Marketing Needs Branding and Vice Versa.

When start-ups meet investors, the conversation is often about sales, marketing and team. In too many cases, one key topic is neglected: brand. Yet, without brand, marketing is just a fart. Just like a brand without marketing is pretty worthless. In other words, brand and marketing need each other.

Marketing is crucial for a company. But are we blinded by all the KPIs, Social Media, retargeting and endless automation possibilities? Do investors and entrepreneurs discard long-term thinking for short-term gains? Too often, numbers take the lead instead of discussing the position and role the brand could take in the market.

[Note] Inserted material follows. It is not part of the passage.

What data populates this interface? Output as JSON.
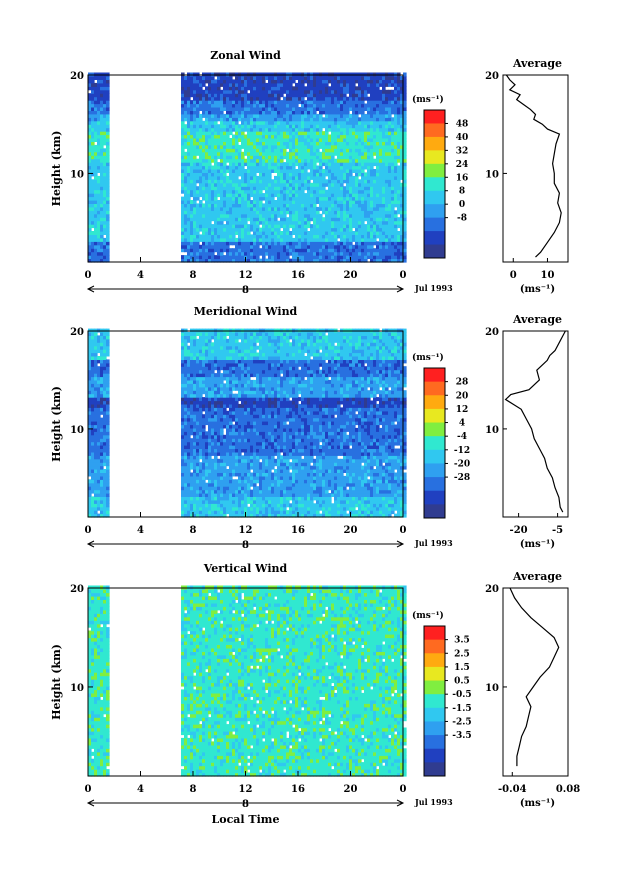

Start-ups and scale-ups need to sell products. Every company does to stay alive. But the brand needs to nurture sales. A brand is only good if it helps to achieve commercial objectives. A brand strengthens relevance, differentiation and sustainability. A strong brand supports scale and drives growth. Furthermore, your brand sets the tone for the entire company, ensuring everyone and everything is pulling in the same direction – both as a small start-up and an established company. When it comes to branding, the size of the company doesn’t matter.

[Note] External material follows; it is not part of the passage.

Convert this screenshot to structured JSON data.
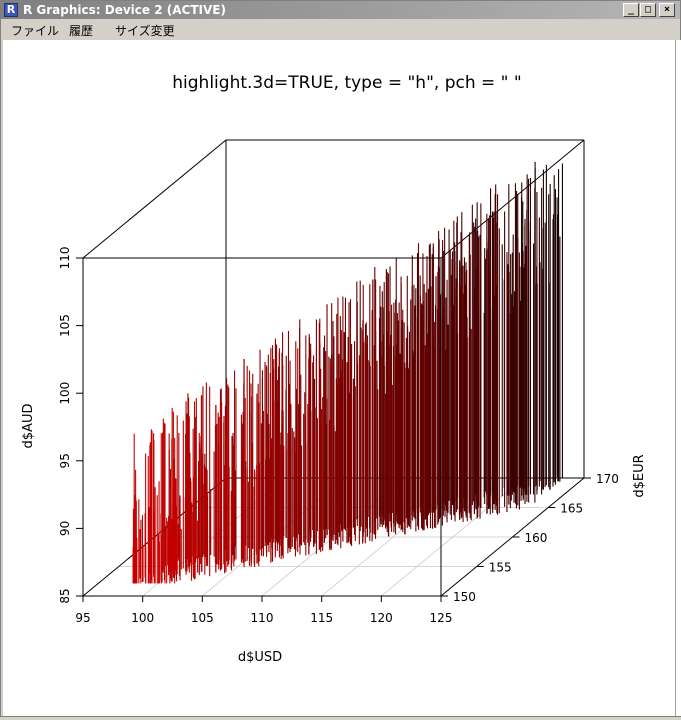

On top of that, 95% of all purchases are driven by emotions. People connect emotionally with brands that appeal to them. An important aspect worth remembering, especially with your story and design. In short, branding isn’t all fluff.

Why Do We Forget Branding?

A brand can be an abstract subject to deal with, and it is often accused of being nothing more but hot air. It seems more difficult to measure than the classic sales targets. It’s easier to relate to your marketing effort and track ROI weekly, monthly or quarterly. Brand, however, isn’t a quick fix.

Les Binet and Peter Fields, the leading experts in marketing efficiency, recommend that your marketing budget is split 60:40 between long-term strategic branding and short-term tactical marketing. And this is where it gets tricky for marketing people. Most of them know the target for the next campaign by heart, but very few have targets for their branding efforts.

So, what about the targets for your brand? What justifies your brand’s existence? What is your purpose in the market? Who aspires your customers to become when they buy your product? What is the long-term goal for your brand that each campaign, product and initiative support? These are more difficult questions to answer. However, they shouldn’t be. It should be something that permeates everything the marketing department does every day – without exception.

It’s not that marketing is useless or not as important as branding. As mentioned, marketing needs branding, and branding needs marketing. Luckily a recent survey shows, branding is also a top priority among CMOs. There is light at the end of the funnel after all. And good marketeers know they need to cultivate synergy between branding and marketing – and not just focus on the one.

Check Yourself (Before You Wreck Yourself)

What do you need to ask yourself to make sure your marketing and branding are aligned? And see if you have a unique brand or if you are just another on the shelves. 

  • What is the big narrative we are telling as a company?
  • Is it distinct? Is it credible? Is it sustainable/durable?
  • Do our assets (design, comms, culture, etc.) convey this story?
  • Where are we heading as a brand – what’s the journey ahead?
  • Who am I targeting, and how would they cope without me?